Boris Johnson’s announcement of a 1% cut in the City Hall component of Londoners’ council tax has been met with astonishment verging on ridicule (see Labour AM John Biggs’ “onion argument”). It reduces the average household payment by the staggering figure of £3.10 per year. At a time when people across the capital are coping with squeezed incomes, Boris’ pledge to cut the tax liability of London householders by less than a penny a day seems almost satirical.
In a typically grandiose press release issued by the Mayor’s Office, Johnson describes his “pride” in “taking this step towards easing the burden” and in an interview with the Evening Standard lauds this as “the end of an era where arrogant politicians showed contempt for London taxpayers”.
But how can we reconcile this soaring rhetoric with the measly reality?
Readers with long memories will perhaps be reminded of the furore that greeted the 1999 budget when Labour announced its 75p weekly increase in the state pension. Attacked vociferously by Conservative opponents and questioned by older people’s groups, no-one could realistically say this was the Labour government’s finest moment of political management. Fast-forward almost ten years and Gordon Brown embarked on his ill-fated abolition of the 10p tax rate, prompting dismay on all sides of the House of Commons.
At the root of the problem in those two cases was the same division between rhetoric and reality. To struggling pensioners the stark reality of a 75p per week increase jarred with the overblown statements of ministers.
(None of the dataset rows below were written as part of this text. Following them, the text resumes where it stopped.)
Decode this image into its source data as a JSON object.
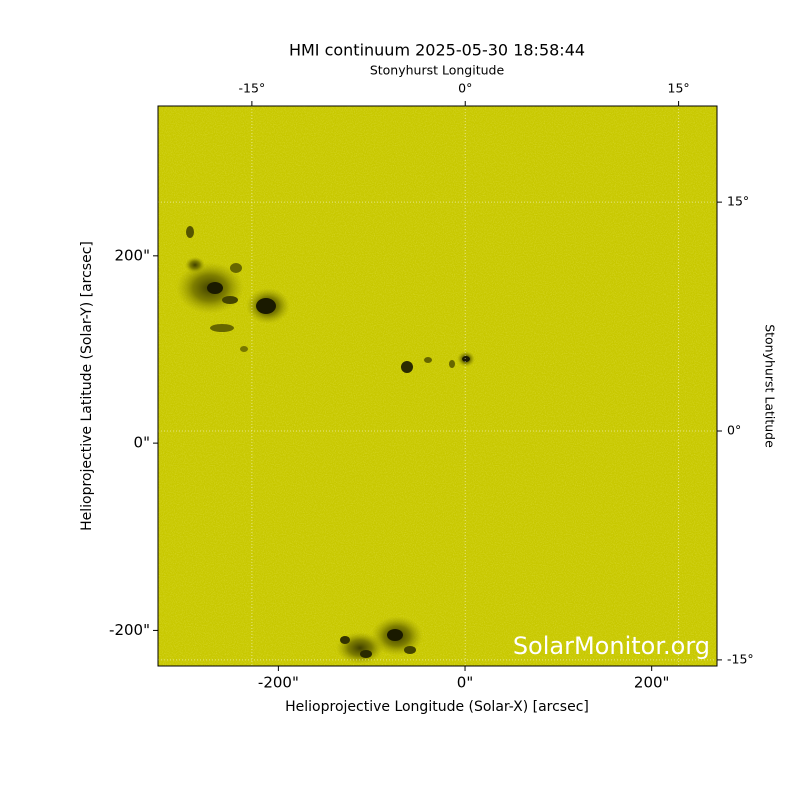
{
  "chart_data": {
    "type": "image",
    "title": "HMI continuum 2025-05-30 18:58:44",
    "xlabel": "Helioprojective Longitude (Solar-X) [arcsec]",
    "ylabel": "Helioprojective Latitude (Solar-Y) [arcsec]",
    "x2label": "Stonyhurst Longitude",
    "y2label": "Stonyhurst Latitude",
    "watermark": "SolarMonitor.org",
    "color": "#c8c800",
    "grid": true,
    "xlim": [
      -329,
      270
    ],
    "ylim": [
      -238,
      360
    ],
    "xticks": [
      {
        "value": -200,
        "label": "-200\""
      },
      {
        "value": 0,
        "label": "0\""
      },
      {
        "value": 200,
        "label": "200\""
      }
    ],
    "yticks": [
      {
        "value": -200,
        "label": "-200\""
      },
      {
        "value": 0,
        "label": "0\""
      },
      {
        "value": 200,
        "label": "200\""
      }
    ],
    "x2lim": [
      -21.6,
      17.7
    ],
    "x2ticks": [
      {
        "value": -15,
        "label": "-15°"
      },
      {
        "value": 0,
        "label": "0°"
      },
      {
        "value": 15,
        "label": "15°"
      }
    ],
    "y2lim": [
      -15.4,
      21.3
    ],
    "y2ticks": [
      {
        "value": 15,
        "label": "15°"
      },
      {
        "value": 0,
        "label": "0°"
      },
      {
        "value": -15,
        "label": "-15°"
      }
    ]
  }
}
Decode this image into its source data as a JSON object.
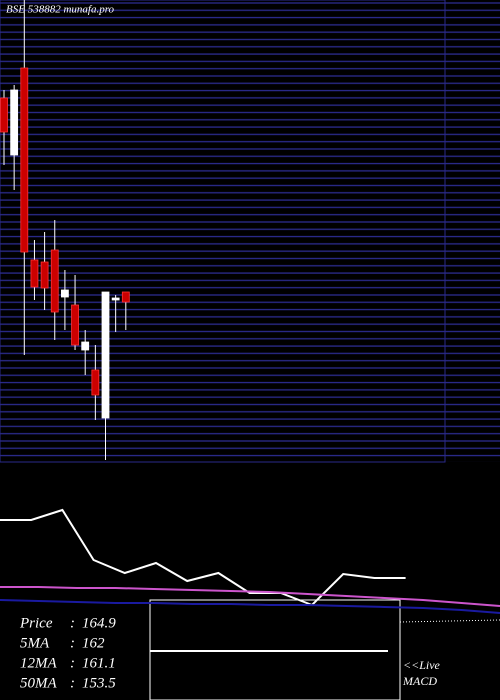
{
  "chart_data": [
    {
      "type": "candlestick",
      "title": "BSE 538882 munafa.pro",
      "ylim": [
        148,
        194
      ],
      "up_color": "#ffffff",
      "down_color": "#cc0000",
      "open": [
        184.2,
        178.5,
        187.2,
        168.0,
        167.8,
        169.0,
        164.3,
        163.5,
        159.0,
        157.0,
        152.2,
        164.0,
        164.8
      ],
      "close": [
        180.8,
        185.0,
        168.8,
        165.3,
        165.2,
        162.8,
        165.0,
        159.5,
        159.8,
        154.5,
        164.8,
        164.2,
        163.8
      ],
      "high": [
        185.0,
        185.5,
        194.0,
        170.0,
        170.8,
        172.0,
        167.0,
        166.5,
        161.0,
        159.5,
        164.8,
        164.5,
        164.8
      ],
      "low": [
        177.5,
        175.0,
        158.5,
        164.0,
        163.0,
        160.0,
        161.0,
        159.0,
        156.5,
        152.0,
        148.0,
        160.8,
        161.0
      ]
    },
    {
      "type": "line",
      "ylim": [
        0,
        200
      ],
      "series": [
        {
          "color": "#ffffff",
          "values": [
            180,
            180,
            190,
            140,
            127,
            137,
            119,
            127,
            107,
            107,
            95,
            126,
            122,
            122
          ]
        },
        {
          "color": "#cc55cc",
          "values": [
            113,
            113,
            112,
            112,
            111,
            110,
            109,
            108,
            106,
            104,
            102,
            100,
            97,
            94
          ]
        },
        {
          "color": "#1a1aa0",
          "values": [
            100,
            99,
            98,
            97,
            97,
            96,
            96,
            95,
            95,
            94,
            93,
            92,
            90,
            87
          ]
        }
      ]
    }
  ],
  "info": [
    {
      "label": "Price",
      "value": 164.9
    },
    {
      "label": "5MA",
      "value": 162
    },
    {
      "label": "12MA",
      "value": 161.1
    },
    {
      "label": "50MA",
      "value": 153.5
    }
  ],
  "macd_label": [
    "<<Live",
    "MACD"
  ]
}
The abolition of the 10p tax band clashed with Brown’s promise to “ensure working families are better off” and deeply damaged his credibility. Both served only to reinforce New Labour’s association with spin and dissimulation.
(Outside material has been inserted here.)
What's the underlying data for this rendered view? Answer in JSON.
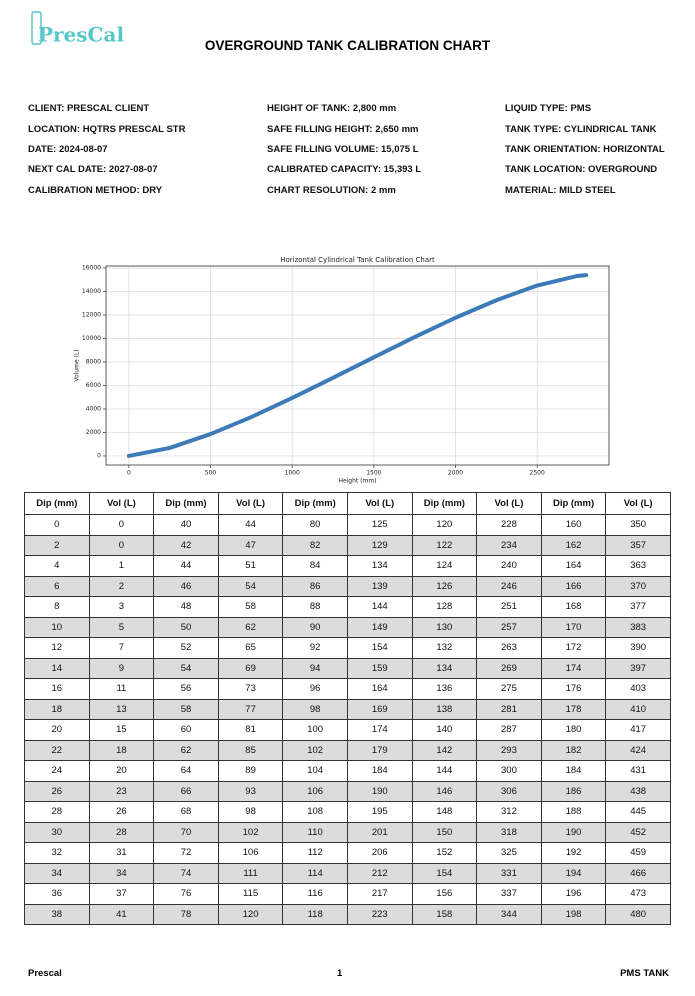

Could this be Boris’ “75p moment”?
It’s certainly a lame-duck policy. It offers hardly any relief to Londoner’s struggling in these straightened economic times. If it is, as the Evening Standard asserts, an attempt to “trump” Ken Livingstone’s Fare Deal campaigning, Boris has played the wrong card.
In last month’s YouGov London mayoral poll, only 13% of those polled thought that Boris Johnson “was in touch with the concerns of ordinary people” (in comparison with Ken Livingstone’s 40%). A headline-grabbing announcement that promises so much but delivers so little for Londoners will only exacerbate this.